Map of British America.
1893 (undated) 13.5 x 20.5 in (34.29 x 52.07 cm)
1 : 14000000
A beautiful example of Rand McNally and Company's 1893 map of British America or Canada. The map covers the entire region from Victoria Island to Lake Erie and from the Pacific Ocean and Queen Charlotte Islands (Haida Gwaii) to Newfoundland. Manitoba at the time was much smaller that its current size and was known as the 'postage stamp province.'
Canadian provinces and territories were under British and French control from the 16th century, until France gave up its claims in the Treaty of Paris in 1763. Canada would remain a collection of British colonies until its confederation in 1867, when the British colonies of New Brunswick and Nova Scotia would become Canadian provinces along with Ontario and Quebec. Although known as the 'Birthplace of Confederation,' Prince Edward Island would only join the confederation in 1873. Although the region suffered economically during the recession of 1893, Ontario continued to flourish in mineral exploitation and industry.
Color coded according to regions and territories, the map notes several towns, cities, rivers, mountains, and various other topographical details with relief shown by hachure. This map was issued as plate no. 361 in the 1893 issue of Rand McNally and Company's Indexed Atlas of the World - possibly the finest atlas Rand McNally ever issued.

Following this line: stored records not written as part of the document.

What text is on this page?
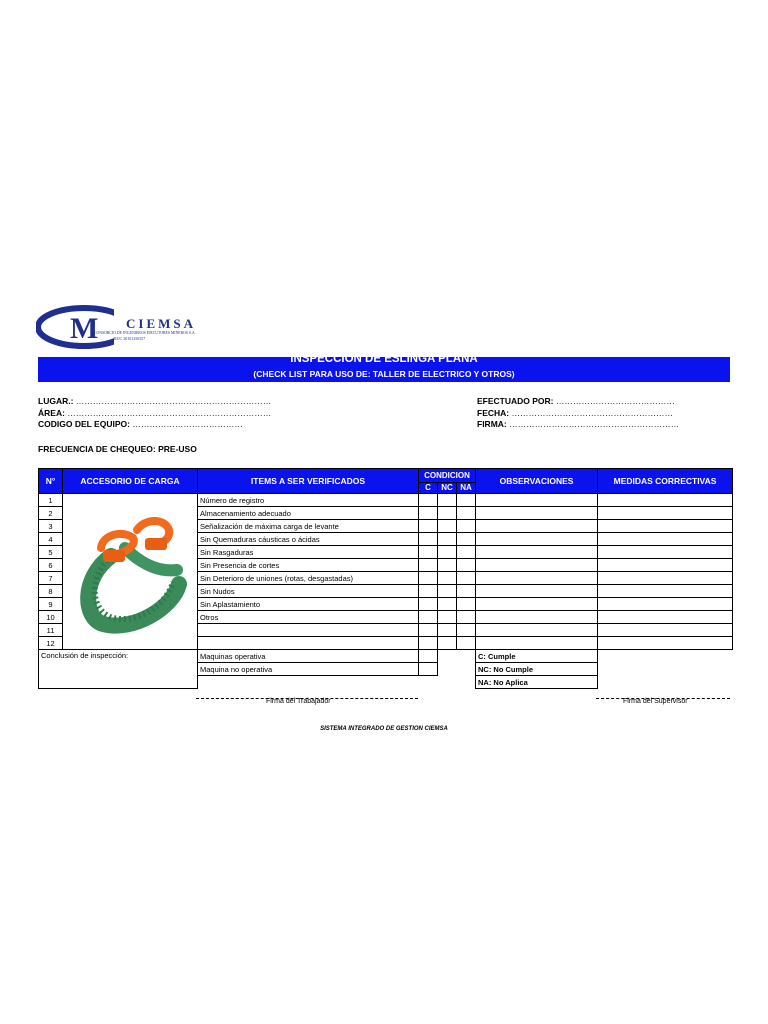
M CIEMSA
CONSORCIO DE INGENIEROS EJECUTORES MINEROS S.A.
RUC 20101256357
INSPECCION DE ESLINGA PLANA
(CHECK LIST PARA USO DE: TALLER DE ELECTRICO Y OTROS)
LUGAR.: ……………………………………………………………
ÁREA: ………………………………………………………………
CODIGO DEL EQUIPO: …………………………………
EFECTUADO POR: ……………………………………
FECHA: …………………………………………………
FIRMA: ……………………………………………………
FRECUENCIA DE CHEQUEO: PRE-USO
N°	ACCESORIO DE CARGA	ITEMS A SER VERIFICADOS	CONDICION			OBSERVACIONES	MEDIDAS CORRECTIVAS
			C	NC	NA		
1		Número de registro					
2		Almacenamiento adecuado					
3		Señalización de máxima carga de levante					
4		Sin Quemaduras cáusticas o ácidas					
5		Sin Rasgaduras					
6		Sin Presencia de cortes					
7		Sin Deterioro de uniones (rotas, desgastadas)					
8		Sin Nudos					
9		Sin Aplastamiento					
10		Otros					
11							
12							
Conclusión de inspección:		Maquinas operativa				C: Cumple	
		Maquina no operativa				NC: No Cumple	
						NA: No Aplica	
Firma del Trabajador	Firma del Supervisor
SISTEMA INTEGRADO DE GESTION CIEMSA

Rand McNally (fl. 1856 - present) is an American publisher of maps, atlases and globes. The company was founded in 1856 when William H. Rand, a native of Quincy, Massachusetts, opened a print shop in Chicago. Rand hired the recent Irish immigrant Andrew McNally to assist in the shop giving him a wage of 9 USD per week. The duo landed several important contracts, including the Tribune's (later renamed the Chicago Tribune) printing operation. In 1872 Rand McNally produced its first map, a railroad guide, using new cost effective printing technique known as wax process engraving. As the Chicago developed as a railway hub the Rand firm, now incorporated as Rand McNally, began producing a wide array of maps and guides. Over time the firm expanded into atlases, globes, education books, and general literature. By embracing the cost effective wax engraving process Rand McNally was able to dominate the map and atlas market, pushing more traditional American lithographic publishers like Colton, Johnson, and Mitchell out of business. Eventually Rand McNally opened an annex office in New York City headed by Caleb S. Hammond, whose name is today synonymous with maps and atlases, and who later started his own map company, C. S. Hammond & Co. Both firms remain in business.
Rand McNally & Co., Rand, McNally & Co's Indexed Atlas of the World, (Chicago) 1893.
Very good. Map of British Columbia on verso.
Rumsey 2094.008 (1889 edition). Philip (atlases) 952.